Bambi Eszpresszó ne cherche pas à être tendance — il l'est tout simplement. Ce rescapé de 1961 sur la rive de Buda du Danube donne l'impression d'entrer dans une capsule temporelle où la banquette rouge en simili-cuir, les tables en métal et l'art mural de la « ville en céramique » n'ont pas changé depuis l'époque socialiste. Évitez les cafés branchés de l'autre côté du fleuve ; venez ici pour l'ambiance authentique sans wifi, un tejeskávé dans un mug blanc à pois, et la rare occasion de voir les locaux (des retraités sirotant des combos Unicum-bière et des milléniaux en quête de vraie nostalgie) vaquer à leur rituel matinal.
Une institution intemporelle de Budapest
Bambi Eszpresszó, c'est le genre d'endroit qui vous fait regretter toutes ces cafés branchés de l'autre côté du Danube. Installé dans un bâtiment moderniste de 1957 signé par l'architecte Olga Mináry, ce lieu sert les mêmes omelettes, sandwichs grillés et gâteaux Isler depuis 1961. L'intérieur est un exemple parfait de modernisme socialiste peu prétentieux : petites tables métalliques, tabourets, et cette banquette emblématique en faux-cuir rouge qui a witnessed des décennies de vie budapestoise.

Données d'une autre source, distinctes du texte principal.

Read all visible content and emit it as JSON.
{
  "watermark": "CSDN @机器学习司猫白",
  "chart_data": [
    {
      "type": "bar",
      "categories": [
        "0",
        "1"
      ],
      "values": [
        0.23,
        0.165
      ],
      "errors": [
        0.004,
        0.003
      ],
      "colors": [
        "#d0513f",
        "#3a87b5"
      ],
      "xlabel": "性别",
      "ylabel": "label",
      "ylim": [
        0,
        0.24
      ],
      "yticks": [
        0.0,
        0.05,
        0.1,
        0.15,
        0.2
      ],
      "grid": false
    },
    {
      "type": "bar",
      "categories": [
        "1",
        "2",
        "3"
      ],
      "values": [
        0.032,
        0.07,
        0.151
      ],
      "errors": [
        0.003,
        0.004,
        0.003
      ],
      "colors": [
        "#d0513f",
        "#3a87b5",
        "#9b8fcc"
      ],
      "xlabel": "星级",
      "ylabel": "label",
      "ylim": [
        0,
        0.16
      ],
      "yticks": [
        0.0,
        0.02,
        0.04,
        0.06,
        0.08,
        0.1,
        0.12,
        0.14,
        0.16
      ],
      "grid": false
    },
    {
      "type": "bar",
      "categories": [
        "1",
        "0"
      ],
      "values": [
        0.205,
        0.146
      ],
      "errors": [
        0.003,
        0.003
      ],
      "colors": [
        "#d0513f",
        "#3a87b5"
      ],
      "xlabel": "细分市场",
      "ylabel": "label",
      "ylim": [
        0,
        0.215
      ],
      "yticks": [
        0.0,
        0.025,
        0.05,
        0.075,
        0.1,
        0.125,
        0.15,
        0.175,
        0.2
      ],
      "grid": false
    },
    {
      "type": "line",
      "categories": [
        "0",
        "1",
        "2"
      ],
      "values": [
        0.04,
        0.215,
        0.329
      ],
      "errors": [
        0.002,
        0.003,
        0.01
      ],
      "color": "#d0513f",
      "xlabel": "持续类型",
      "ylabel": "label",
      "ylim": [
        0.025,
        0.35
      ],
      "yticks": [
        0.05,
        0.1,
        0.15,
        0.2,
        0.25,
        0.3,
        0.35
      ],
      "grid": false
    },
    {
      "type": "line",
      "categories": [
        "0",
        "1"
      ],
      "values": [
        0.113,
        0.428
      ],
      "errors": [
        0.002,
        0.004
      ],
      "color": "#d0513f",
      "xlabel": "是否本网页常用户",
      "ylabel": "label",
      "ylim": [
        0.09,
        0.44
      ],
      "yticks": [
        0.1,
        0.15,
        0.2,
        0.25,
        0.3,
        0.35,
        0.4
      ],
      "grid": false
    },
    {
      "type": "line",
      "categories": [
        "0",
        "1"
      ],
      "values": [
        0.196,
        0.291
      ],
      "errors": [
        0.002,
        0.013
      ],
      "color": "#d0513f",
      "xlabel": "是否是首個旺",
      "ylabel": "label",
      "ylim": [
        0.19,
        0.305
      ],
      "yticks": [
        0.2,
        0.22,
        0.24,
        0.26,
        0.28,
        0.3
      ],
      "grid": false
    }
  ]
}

Ce qui distingue Bambi, ce n'est pas seulement son histoire, mais son attitude. Les serveurs fonctionnent sur le principe que « le client n'a pas toujours raison », ce qui vous fait paradoxalement vous sentir plus accueilli, pas moins. Les journées chaudes, la terrasse donnant sur le Danube devient un spot de choix pour observer les autres, où l'on voit aussi bien des retraités siroter des combinaisons Unicum-bière que des jeunes de la Gen Z qui prétendent vivre dans un film. La politique sans wifi n'est pas un gadget — c'est une invitation genuine à se déconnecter et à être présent.
Oui, c'est abordable au point d'en être presque trop (ce qui est une bonne chose), et oui, le service peut sembler rapide si vous attendez qu'un barista vous demande l'origine de vos grains. Mais c'est le point. Bambi ne se soucie pas de votre esthétique ; il se soucie de vous nourrir correctement et de vous laisser dans un espace qui fait partie du tissu budapestois depuis plus de six décennies. Ce n'est pas parfait, mais c'est réel — et c'est rare.